Researchers Develop New Biosupercapacitor that Efficiently Generates and Stores Energy

The Bochum-based team: Piyanut Pinyou, Wolfgang Schuhmann, Sabine Alsaoub and Felipe Conzuelo (from left) (© RUB, Marquard)

Efficient production and storage of energy - for example, for implanted medical systems - is a major challenge for today’s society. Now, scientists have developed a new biocatalyst-polymer system that could perform both tasks at once. This system is a hybrid of a fuel cell and capacitor on a biocatalytic basis.

With the help of enzymatic processes, the new hybrid system called biosupercapacitor generates and stores energy in an efficiently. The trick is enzymes are embedded in a stable polymer gel, which is capable of storing a large amount of energy.

The researchers at the Swedish Malmö University and the Ruhr-Universität Bochum have reported their development in the “Angewandte Chemie” journal.

Societal Challenge

One of the major challenges for today’s society is producing and saving energy with as little loss as possible. The process of producing and storing energy usually occurs in different systems, but this method is not efficient. However, this is different in the novel biosupercapacitor, which integrates both processes.

Such a technology could, for instance, be interesting for miniaturized devices, which should even supply themselves with energy wirelessly. This is particularly important for implantable miniaturized sensors.

Dr Wolfgang Schuhmann, Professor, Bochum Institute for Analytical Chemistry

He was involved in this breakthrough development with his colleagues, Dr Piyanut Pinyou, Dr Felipe Conzuelo, and Sabine Alsaoub.

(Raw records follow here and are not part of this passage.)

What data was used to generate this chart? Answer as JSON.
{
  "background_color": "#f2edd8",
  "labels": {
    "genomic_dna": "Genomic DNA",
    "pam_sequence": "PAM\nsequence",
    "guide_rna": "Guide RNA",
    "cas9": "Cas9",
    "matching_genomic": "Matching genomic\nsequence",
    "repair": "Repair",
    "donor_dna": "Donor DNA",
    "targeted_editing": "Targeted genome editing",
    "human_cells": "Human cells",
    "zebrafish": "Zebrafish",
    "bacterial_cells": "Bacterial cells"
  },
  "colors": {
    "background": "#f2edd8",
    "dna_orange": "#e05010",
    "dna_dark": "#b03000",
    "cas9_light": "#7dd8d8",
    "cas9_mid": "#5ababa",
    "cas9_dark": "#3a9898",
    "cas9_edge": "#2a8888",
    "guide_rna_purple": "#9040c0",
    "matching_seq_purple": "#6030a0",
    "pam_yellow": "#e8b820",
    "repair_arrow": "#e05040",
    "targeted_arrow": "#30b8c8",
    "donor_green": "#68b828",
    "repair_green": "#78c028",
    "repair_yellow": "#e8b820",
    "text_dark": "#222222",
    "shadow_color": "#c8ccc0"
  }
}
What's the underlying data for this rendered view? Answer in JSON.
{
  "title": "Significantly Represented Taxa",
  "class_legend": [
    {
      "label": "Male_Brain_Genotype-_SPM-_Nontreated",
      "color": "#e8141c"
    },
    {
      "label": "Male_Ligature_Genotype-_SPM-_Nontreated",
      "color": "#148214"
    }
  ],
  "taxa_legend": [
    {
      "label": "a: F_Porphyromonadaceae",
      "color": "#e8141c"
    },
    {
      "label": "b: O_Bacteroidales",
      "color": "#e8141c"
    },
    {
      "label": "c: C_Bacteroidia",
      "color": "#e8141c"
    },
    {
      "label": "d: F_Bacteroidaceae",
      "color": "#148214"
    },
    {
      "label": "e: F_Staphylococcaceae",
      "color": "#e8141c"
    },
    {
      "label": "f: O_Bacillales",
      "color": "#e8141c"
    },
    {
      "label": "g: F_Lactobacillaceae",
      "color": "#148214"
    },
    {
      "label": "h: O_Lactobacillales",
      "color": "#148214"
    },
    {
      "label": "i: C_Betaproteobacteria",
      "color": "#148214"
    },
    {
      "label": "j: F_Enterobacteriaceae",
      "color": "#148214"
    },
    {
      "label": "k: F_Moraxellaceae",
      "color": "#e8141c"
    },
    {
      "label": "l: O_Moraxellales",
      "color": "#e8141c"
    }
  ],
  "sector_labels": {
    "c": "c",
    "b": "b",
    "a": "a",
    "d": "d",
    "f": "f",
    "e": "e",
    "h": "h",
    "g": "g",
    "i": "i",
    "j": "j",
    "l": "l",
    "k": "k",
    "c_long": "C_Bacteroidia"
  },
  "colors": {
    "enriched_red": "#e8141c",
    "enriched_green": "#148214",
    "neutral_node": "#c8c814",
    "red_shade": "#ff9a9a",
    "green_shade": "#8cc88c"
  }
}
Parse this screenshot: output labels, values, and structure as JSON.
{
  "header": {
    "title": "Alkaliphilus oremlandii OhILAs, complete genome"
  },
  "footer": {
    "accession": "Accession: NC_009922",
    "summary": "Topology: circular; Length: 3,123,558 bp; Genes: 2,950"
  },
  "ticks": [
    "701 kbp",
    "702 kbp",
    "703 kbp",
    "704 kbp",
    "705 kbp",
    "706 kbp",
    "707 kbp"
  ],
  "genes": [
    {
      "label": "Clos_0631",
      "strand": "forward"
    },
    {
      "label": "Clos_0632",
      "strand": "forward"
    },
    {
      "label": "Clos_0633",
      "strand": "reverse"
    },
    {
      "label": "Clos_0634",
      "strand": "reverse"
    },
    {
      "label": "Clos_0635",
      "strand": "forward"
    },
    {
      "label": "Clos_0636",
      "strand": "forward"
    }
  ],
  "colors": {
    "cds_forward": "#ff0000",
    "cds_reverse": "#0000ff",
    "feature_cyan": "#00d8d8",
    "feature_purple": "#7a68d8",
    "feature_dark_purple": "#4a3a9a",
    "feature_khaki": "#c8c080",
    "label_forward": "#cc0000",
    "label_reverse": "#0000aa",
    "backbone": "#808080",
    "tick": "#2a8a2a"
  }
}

Enzymes at Both Electrodes

With the help of an enzyme, the biosupercapacitor is able to burn glucose as a fuel at one electrode, while an enzyme transforms oxygen into water at the other electrode. In order to establish an electrical contact with the electrodes, both enzymes should be integrated in an electron-conducting gel. For the first time ever, the researchers used the same gel, also known as redox polymer, for both electrodes.

When the energy is being charged and stored, the redox polymer at one electrode emits electrons and is therefore positively charged. The same polymer absorbs the electrons at the other electrode and is therefore negatively charged.

During the discharging process, the charges equal out and a current flows.

Dr Wolfgang Schuhmann, Professor, Bochum Institute for Analytical Chemistry

High Capacity

The system arranged in this way was found to be stable in all the tests conducted by the research team, and it can act as a permanent source of energy. As it also has a high capacity and a low weight, it can hold a large charge.

“We see this work as a starting point for future strategies in the development of new, highly functional and also affordable electrical sources of energy on bioelectrochemical basis,” summarize the authors.

The European Commission (PEOPLE-2013-ITN-607793), the Swedish Research Council (621-2013-6006), the Russian Science Foundation (14-14-00530), the German Research Foundation as part of the cluster of excellence Resolv (EXC 1069) as well as the German-Israeli project cooperation as part of the project “Nanoengineered optoelectronics with biomaterials and bioinspired assemblies” supported the work.